Google’s quarterly revenue disappoints Wall Street

Google’s G logo on a swag bag

Stephen Shankland/Techhnews

Google may have faced the toughest stretch in its 20-year history this past quarter.

The search giant fended off accusations of conservative bias from prominent Republicans, including President Donald Trump. CEO Sundar Pichai faced intense scrutiny over reports of Project Dragonfly, a secretive initiative aimed at building a censored search engine for China. And the company was criticized for its handling of data, security and privacy — and said it’s shutting down Google+ social network after it was forced to disclose that a bug had exposed user information for two years.

Add one more question to the list: Alphabet, Google’s parent company, didn’t pull in as much revenue as expected, according to its latest earnings report on Thursday.
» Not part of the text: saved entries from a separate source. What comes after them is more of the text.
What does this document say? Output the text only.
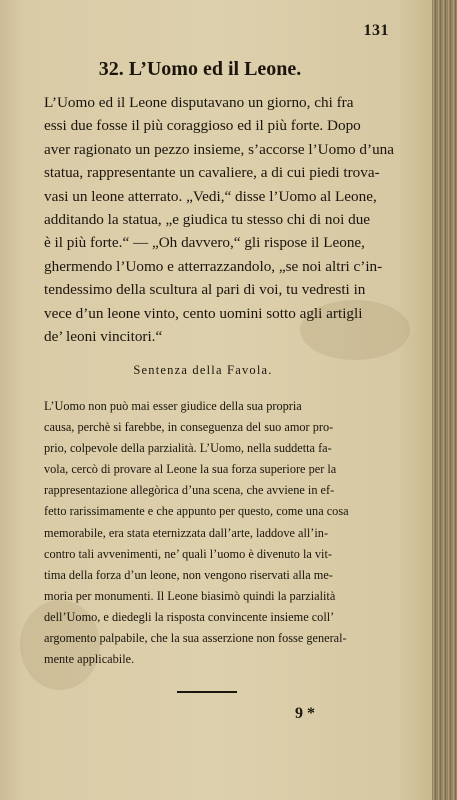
131
32. L’Uomo ed il Leone.
L’Uomo ed il Leone disputavano un giorno, chi fra
essi due fosse il più coraggioso ed il più forte. Dopo
aver ragionato un pezzo insieme, s’accorse l’Uomo d’una
statua, rappresentante un cavaliere, a di cui piedi trova-
vasi un leone atterrato. „Vedi,“ disse l’Uomo al Leone,
additando la statua, „e giudica tu stesso chi di noi due
è il più forte.“ — „Oh davvero,“ gli rispose il Leone,
ghermendo l’Uomo e atterrazzandolo, „se noi altri c’in-
tendessimo della scultura al pari di voi, tu vedresti in
vece d’un leone vinto, cento uomini sotto agli artigli
de’ leoni vincitori.“
Sentenza della Favola.
L’Uomo non può mai esser giudice della sua propria
causa, perchè si farebbe, in conseguenza del suo amor pro-
prio, colpevole della parzialità. L’Uomo, nella suddetta fa-
vola, cercò di provare al Leone la sua forza superiore per la
rappresentazione allegòrica d’una scena, che avviene in ef-
fetto rarissimamente e che appunto per questo, come una cosa
memorabile, era stata eternizzata dall’arte, laddove all’in-
contro tali avvenimenti, ne’ quali l’uomo è divenuto la vit-
tima della forza d’un leone, non vengono riservati alla me-
moria per monumenti. Il Leone biasimò quindi la parzialità
dell’Uomo, e diedegli la risposta convincente insieme coll’
argomento palpabile, che la sua asserzione non fosse general-
mente applicabile.
9 *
Third-quarter profits of $9.19 billion outdid expectations — but Wall Street saw the glass as half empty.

Alphabet tallied $33.74 billion in sales, a 21 percent increase that nevertheless missed analyst estimates of $34.05 billion for the third quarter. Earnings per share were $13.06. Analysts on average had expected $10.40 per share.

The company’s stock fell 3.6 percent percent to $1,056.10 in after-hours trading. 

“Our revenues continued to benefit from ongoing strength in mobile search with important contributions from YouTube, cloud, and desktop search,” said Ruth Porat, Alphabet’s chief financial officer, on a conference call with financial analysts.

The earnings come in the midst of a rough patch as Google grapples with repercussions from its scale and influence two decades after Sergey Brin and Larry Page founded the company. Most recently, Google has been roiled by reports about Dragonfly, eight years after initially pulling its search engine out of China. At the time of its departure, Google co-founder Sergey Brin, who grew up in the Soviet Union, cited the “totalitarianism” of Chinese policies.

Google’s workforce also is criticizing the rumored search project. A handful of employees reportedly quit over the initiative and about 1,000 workers signed an open letter asking the company to be transparent about the project. That includes creating an ethics review process for its efforts in China that includes rank-and-file employees, not just high-level executives.

Google has been mostly quiet about the project. Last month, Keith Enright, Google’s chief privacy officer, confirmed during a hearing with the Senate Commerce Committee that there is indeed a Project Dragonfly, but he wouldn’t elaborate.